Selling photos and videos to fans has never been more accessible — but most platforms quietly take a significant share of every sale you make. Depending on the platform, 10%–20% is deducted from every transaction before it reaches you. By the time those deductions hit, you could be keeping as little as 80 cents of every dollar your fans pay.
This guide covers exactly how to sell photos and videos directly to your audience, what to look for in a platform, and how to make sure you keep as much of your earnings as possible.
What "Selling to Fans" Actually Means
Fan monetisation is the model where your audience pays you directly for exclusive content — rather than you earning ad revenue or brand deal income from a third party. You set the price. Your fans pay it. You earn.
The key word is exclusive. Fans pay for access to content they cannot get anywhere else: behind-the-scenes shoots, unedited sets, raw footage, personal messages, or full-resolution downloads. The more exclusive and personal the content, the stronger the conversion.

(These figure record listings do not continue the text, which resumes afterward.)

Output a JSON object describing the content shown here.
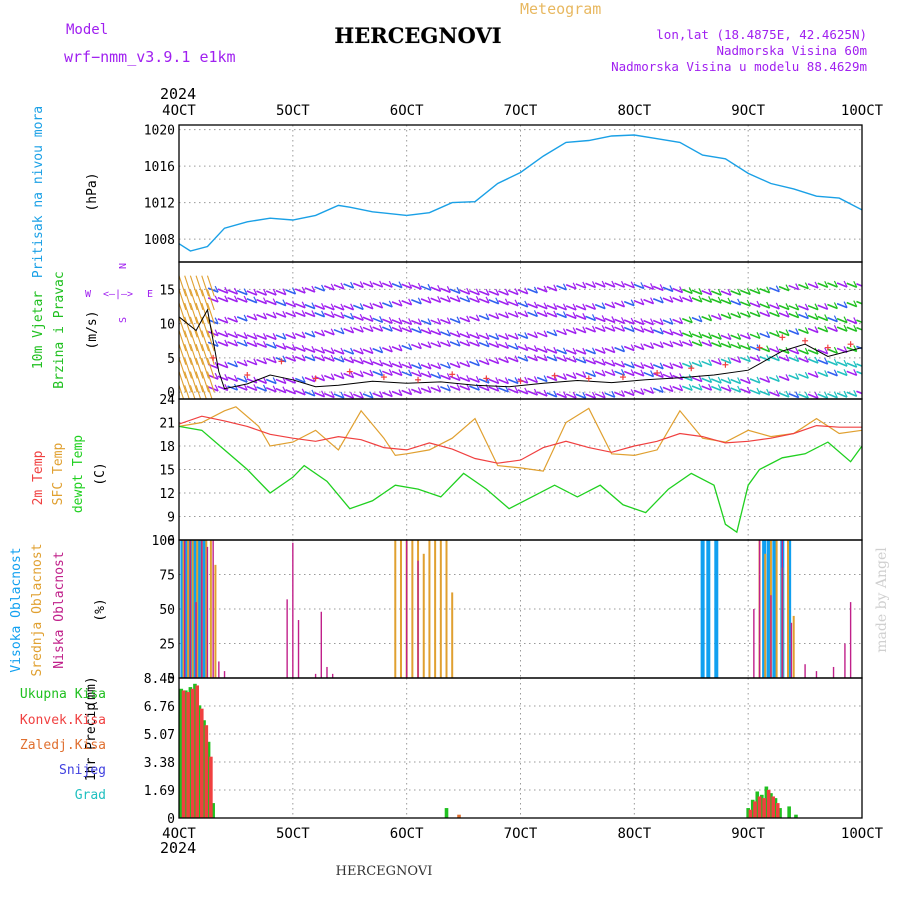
{
  "header": {
    "model_label": "Model",
    "model_name": "wrf−nmm_v3.9.1 e1km",
    "location": "HERCEGNOVI",
    "meteogram": "Meteogram",
    "lonlat": "lon,lat (18.4875E, 42.4625N)",
    "elevation": "Nadmorska Visina 60m",
    "model_elevation": "Nadmorska Visina u modelu 88.4629m"
  },
  "footer": {
    "location": "HERCEGNOVI",
    "credit": "made by Angel"
  },
  "colors": {
    "pressure": "#1aa0e6",
    "wind_purple": "#a020f0",
    "wind_green": "#20c020",
    "temp2m": "#f04040",
    "sfc": "#e0a030",
    "dew": "#20d020",
    "high_cloud": "#10a0f0",
    "mid_cloud": "#e0a030",
    "low_cloud": "#c0208a",
    "snow": "#4040e0",
    "hail": "#20c0c0",
    "frame": "#000000",
    "grid": "#9a9a9a"
  },
  "time_axis": {
    "year": "2024",
    "ticks": [
      "4OCT",
      "5OCT",
      "6OCT",
      "7OCT",
      "8OCT",
      "9OCT",
      "10OCT"
    ],
    "range": [
      0,
      6
    ]
  },
  "chart_data": [
    {
      "type": "line",
      "ylabel": "Pritisak na nivou mora",
      "unit": "(hPa)",
      "ylim": [
        1005.5,
        1020.5
      ],
      "yticks": [
        "1008",
        "1012",
        "1016",
        "1020"
      ],
      "series": [
        {
          "name": "Pritisak na nivou mora",
          "x": [
            0.0,
            0.1,
            0.25,
            0.4,
            0.6,
            0.8,
            1.0,
            1.2,
            1.4,
            1.5,
            1.7,
            2.0,
            2.2,
            2.4,
            2.6,
            2.8,
            3.0,
            3.2,
            3.4,
            3.6,
            3.8,
            4.0,
            4.2,
            4.4,
            4.6,
            4.8,
            5.0,
            5.2,
            5.4,
            5.6,
            5.8,
            6.0
          ],
          "values": [
            1007.5,
            1006.7,
            1007.2,
            1009.2,
            1009.9,
            1010.3,
            1010.1,
            1010.6,
            1011.7,
            1011.5,
            1011.0,
            1010.6,
            1010.9,
            1012.0,
            1012.1,
            1014.1,
            1015.3,
            1017.1,
            1018.6,
            1018.8,
            1019.3,
            1019.4,
            1019.0,
            1018.6,
            1017.2,
            1016.8,
            1015.2,
            1014.1,
            1013.5,
            1012.7,
            1012.5,
            1011.2
          ]
        }
      ]
    },
    {
      "type": "line",
      "ylabel": "10m Vjetar",
      "ylabel2": "Brzina i Pravac",
      "unit": "(m/s)",
      "compass": {
        "north": "N",
        "south": "S",
        "east": "E",
        "west": "W"
      },
      "ylim": [
        -1,
        19
      ],
      "yticks": [
        "0",
        "5",
        "10",
        "15"
      ],
      "series": [
        {
          "name": "wind speed",
          "x": [
            0.0,
            0.15,
            0.25,
            0.35,
            0.4,
            0.6,
            0.8,
            1.0,
            1.2,
            1.4,
            1.7,
            2.0,
            2.3,
            2.6,
            2.9,
            3.2,
            3.5,
            3.8,
            4.1,
            4.4,
            4.7,
            5.0,
            5.3,
            5.5,
            5.7,
            6.0
          ],
          "values": [
            11,
            9,
            12,
            3,
            0.5,
            1.2,
            2.5,
            1.8,
            0.8,
            1.0,
            1.6,
            1.3,
            1.5,
            1.0,
            0.8,
            1.3,
            1.7,
            1.4,
            1.8,
            2.1,
            2.5,
            3.2,
            6.0,
            7.0,
            5.2,
            6.5
          ]
        },
        {
          "name": "gust",
          "x": [
            0.3,
            0.6,
            0.9,
            1.2,
            1.5,
            1.8,
            2.1,
            2.4,
            2.7,
            3.0,
            3.3,
            3.6,
            3.9,
            4.2,
            4.5,
            4.8,
            5.1,
            5.3,
            5.5,
            5.7,
            5.9
          ],
          "values": [
            5.0,
            2.5,
            4.5,
            2.0,
            3.0,
            2.2,
            1.8,
            2.6,
            2.0,
            1.6,
            2.4,
            2.0,
            2.2,
            2.8,
            3.5,
            4.0,
            6.5,
            8.0,
            7.5,
            6.5,
            7.0
          ]
        }
      ]
    },
    {
      "type": "line",
      "ylabel": "2m Temp",
      "ylabel2": "SFC Temp",
      "ylabel3": "dewpt Temp",
      "unit": "(C)",
      "ylim": [
        6,
        24
      ],
      "yticks": [
        "6",
        "9",
        "12",
        "15",
        "18",
        "21",
        "24"
      ],
      "series": [
        {
          "name": "2m Temp",
          "x": [
            0.0,
            0.2,
            0.4,
            0.6,
            0.8,
            1.0,
            1.2,
            1.4,
            1.6,
            1.8,
            2.0,
            2.2,
            2.4,
            2.6,
            2.8,
            3.0,
            3.2,
            3.4,
            3.6,
            3.8,
            4.0,
            4.2,
            4.4,
            4.6,
            4.8,
            5.0,
            5.2,
            5.4,
            5.6,
            5.8,
            6.0
          ],
          "values": [
            20.8,
            21.8,
            21.2,
            20.5,
            19.5,
            19.0,
            18.6,
            19.2,
            18.8,
            17.8,
            17.5,
            18.4,
            17.6,
            16.4,
            15.8,
            16.2,
            17.8,
            18.6,
            17.8,
            17.2,
            18.0,
            18.6,
            19.6,
            19.2,
            18.4,
            18.6,
            19.0,
            19.6,
            20.6,
            20.4,
            20.4
          ]
        },
        {
          "name": "SFC Temp",
          "x": [
            0.0,
            0.2,
            0.4,
            0.5,
            0.7,
            0.8,
            1.0,
            1.2,
            1.4,
            1.6,
            1.8,
            1.9,
            2.0,
            2.2,
            2.4,
            2.6,
            2.8,
            3.0,
            3.2,
            3.4,
            3.6,
            3.8,
            4.0,
            4.2,
            4.4,
            4.6,
            4.8,
            5.0,
            5.2,
            5.4,
            5.6,
            5.8,
            6.0
          ],
          "values": [
            20.5,
            21.0,
            22.5,
            23.0,
            20.5,
            18.0,
            18.5,
            20.0,
            17.5,
            22.5,
            19.0,
            16.8,
            17.0,
            17.5,
            19.0,
            21.5,
            15.5,
            15.2,
            14.8,
            21.0,
            22.8,
            17.0,
            16.8,
            17.5,
            22.5,
            19.0,
            18.5,
            20.0,
            19.2,
            19.6,
            21.5,
            19.6,
            20.0
          ]
        },
        {
          "name": "dewpt Temp",
          "x": [
            0.0,
            0.2,
            0.4,
            0.6,
            0.8,
            1.0,
            1.1,
            1.3,
            1.5,
            1.7,
            1.9,
            2.1,
            2.3,
            2.5,
            2.7,
            2.9,
            3.1,
            3.3,
            3.5,
            3.7,
            3.9,
            4.1,
            4.3,
            4.5,
            4.7,
            4.8,
            4.9,
            5.0,
            5.1,
            5.3,
            5.5,
            5.7,
            5.9,
            6.0
          ],
          "values": [
            20.5,
            20.0,
            17.5,
            15.0,
            12.0,
            14.0,
            15.5,
            13.5,
            10.0,
            11.0,
            13.0,
            12.5,
            11.5,
            14.5,
            12.5,
            10.0,
            11.5,
            13.0,
            11.5,
            13.0,
            10.5,
            9.5,
            12.5,
            14.5,
            13.0,
            8.0,
            7.0,
            13.0,
            15.0,
            16.5,
            17.0,
            18.5,
            16.0,
            18.0
          ]
        }
      ]
    },
    {
      "type": "bar",
      "ylabel": "Visoka Oblacnost",
      "ylabel2": "Srednja Oblacnost",
      "ylabel3": "Niska Oblacnost",
      "unit": "(%)",
      "ylim": [
        0,
        100
      ],
      "yticks": [
        "0",
        "25",
        "50",
        "75",
        "100"
      ],
      "series": [
        {
          "name": "Visoka Oblacnost",
          "x": [
            0.03,
            0.06,
            0.1,
            0.14,
            0.18,
            0.22,
            4.6,
            4.65,
            4.72,
            5.14,
            5.18,
            5.23,
            5.3,
            5.36
          ],
          "values": [
            100,
            100,
            100,
            100,
            100,
            100,
            100,
            100,
            100,
            100,
            100,
            100,
            100,
            100
          ]
        },
        {
          "name": "Srednja Oblacnost",
          "x": [
            0.04,
            0.08,
            0.12,
            0.16,
            0.2,
            0.24,
            0.28,
            0.32,
            1.9,
            1.95,
            2.0,
            2.05,
            2.1,
            2.15,
            2.2,
            2.25,
            2.3,
            2.35,
            2.4,
            5.1,
            5.15,
            5.2,
            5.25,
            5.3,
            5.35,
            5.4
          ],
          "values": [
            100,
            100,
            100,
            100,
            100,
            100,
            100,
            82,
            100,
            100,
            100,
            100,
            100,
            90,
            100,
            100,
            100,
            100,
            62,
            100,
            90,
            100,
            100,
            80,
            100,
            45
          ]
        },
        {
          "name": "Niska Oblacnost",
          "x": [
            0.05,
            0.1,
            0.15,
            0.2,
            0.25,
            0.3,
            0.35,
            0.4,
            0.95,
            1.0,
            1.05,
            1.2,
            1.25,
            1.3,
            1.35,
            2.0,
            2.1,
            5.05,
            5.1,
            5.2,
            5.3,
            5.38,
            5.5,
            5.6,
            5.75,
            5.85,
            5.9
          ],
          "values": [
            100,
            100,
            55,
            100,
            95,
            100,
            12,
            5,
            57,
            98,
            42,
            3,
            48,
            8,
            3,
            100,
            85,
            50,
            100,
            60,
            100,
            40,
            10,
            5,
            8,
            25,
            55
          ]
        }
      ]
    },
    {
      "type": "bar",
      "ylabel": "1hr Precip",
      "unit": "(mm)",
      "legend": [
        "Ukupna Kisa",
        "Konvek.Kisa",
        "Zaledj.Kisa",
        "Snijeg",
        "Grad"
      ],
      "ylim": [
        0,
        8.45
      ],
      "yticks": [
        "0",
        "1.69",
        "3.38",
        "5.07",
        "6.76",
        "8.45"
      ],
      "series": [
        {
          "name": "Ukupna Kisa",
          "x": [
            0.02,
            0.06,
            0.1,
            0.14,
            0.18,
            0.22,
            0.26,
            0.3,
            2.35,
            5.0,
            5.04,
            5.08,
            5.12,
            5.16,
            5.2,
            5.24,
            5.28,
            5.36,
            5.42
          ],
          "values": [
            7.8,
            7.7,
            7.9,
            8.1,
            6.8,
            5.9,
            4.6,
            0.9,
            0.6,
            0.6,
            1.1,
            1.6,
            1.4,
            1.9,
            1.5,
            1.2,
            0.6,
            0.7,
            0.2
          ]
        },
        {
          "name": "Konvek.Kisa",
          "x": [
            0.04,
            0.08,
            0.12,
            0.16,
            0.2,
            0.24,
            0.28,
            5.02,
            5.06,
            5.1,
            5.14,
            5.18,
            5.22,
            5.26
          ],
          "values": [
            7.7,
            7.6,
            7.8,
            8.0,
            6.6,
            5.6,
            3.7,
            0.5,
            1.0,
            1.3,
            1.2,
            1.7,
            1.3,
            0.9
          ]
        },
        {
          "name": "Zaledj.Kisa",
          "x": [
            2.46
          ],
          "values": [
            0.2
          ]
        }
      ]
    }
  ]
}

Step 1: Choose the Right Platform
Not all creator platforms work the same way. Before you upload a single file, understand the fee structure.
The most important question: when you set a price, how much of it do you actually keep?
| Platform | You Set | You Receive | Platform Takes |
|---|---|---|---|
| Other Platform | €100 | €70–€90 | 10%–30% from your earnings |
| Partut | €100 | €100 | 0% — buyer pays the service fee |
Partut works differently. Instead of deducting a commission from your earnings, Partut adds a 15% service fee on top of your price — paid by the buyer. All payment processing costs are covered by Partut from that service fee. You receive exactly what you set.
On a €20 sale, the difference is clear:
- Other Platform (20% commission): You receive €16
- Partut: You receive €20
Over a month with 200 sales at €20 each, that is an extra €800 in your pocket.
Step 2: Build Your Content Library
Before you start selling, prepare at least 10–15 pieces of content. Fans who discover your page need enough to browse and buy immediately — a page with one post converts poorly.
What works well:
- Photo sets: 10–30 curated images from a single shoot. Price between €5 and €30 depending on exclusivity.
- Video clips: 1–5 minute clips. Longer videos command higher prices.
- Full-resolution downloads: Photographers can offer high-res files as premium purchases.
- Behind-the-scenes content: Lower production value, higher personal connection. Often easier to create than polished content.
You do not need professional equipment to start. Phones shoot 4K video. Natural light is free. Your first 15 pieces of content are more important than their production quality — consistency and authenticity sell better than polish.
Step 3: Set Prices That Reflect Your Value
New creators consistently underprice their work. If you have built an audience — even a small one — those people already value what you create.
Practical pricing benchmarks:
- Single photo set (10–25 images): €8–€25
- Short video clip (under 5 min): €10–€30
- Long-form video (10+ min): €20–€60
- Full-resolution photo bundle: €15–€50
Start at the mid-range and adjust based on what sells. You can always run limited-time discounts, but it is hard to raise prices once fans expect a lower rate.
Remember: on Partut, the price you set is the price you receive. Price with confidence.
Step 4: Promote to Your Existing Audience First
The fastest path to your first sale is your existing following — not cold SEO traffic. Your Instagram, TikTok, Twitter/X, Reddit, or YouTube audience already trusts you.
What to post:
- A teaser image or short clip previewing what fans can buy
- A clear call to action: "Full set available on my Partut page"
- Your direct link in bio, story, and description
You do not need a huge following. 1,000 genuine followers with 2% conversion at €15 average sale = €300 in the first week. As your catalogue grows, returning buyers and word-of-mouth drive compounding revenue.
Step 5: Build a Sustainable Posting Schedule
The creators who earn consistently are not the ones with the most talent — they are the ones who post on a schedule their fans can predict.
Aim for at least two new pieces of content per week. More is better, but reliability beats volume. Fans who know you drop content every Tuesday and Friday will return on those days. Unpredictable posting loses buyers.
Use a content calendar — even a simple one in your notes app — to plan shoots and uploads in advance. Batching shoots (filming or photographing multiple pieces in one session) dramatically reduces the time cost of a consistent schedule.
Step 6: Understand Your Payout
On Partut, payouts are processed via Revolut once your balance reaches the minimum threshold. Because Partut covers all payment processing costs from the buyer's service fee, there are no deductions from what you earn. The amount in your dashboard is the amount you receive.
You always know exactly what you will get: the price you set, in full.
The Bottom Line
Selling photos and videos to fans is a legitimate, scalable income stream — and the platform you choose determines how much of that income you actually keep. Partut's model — where the service fee is added on top for buyers, not taken from your earnings — exists precisely so creators are not subsidising platform costs every time a fan buys their work.
Set up your page, upload your first content, share your link, and price your work with confidence.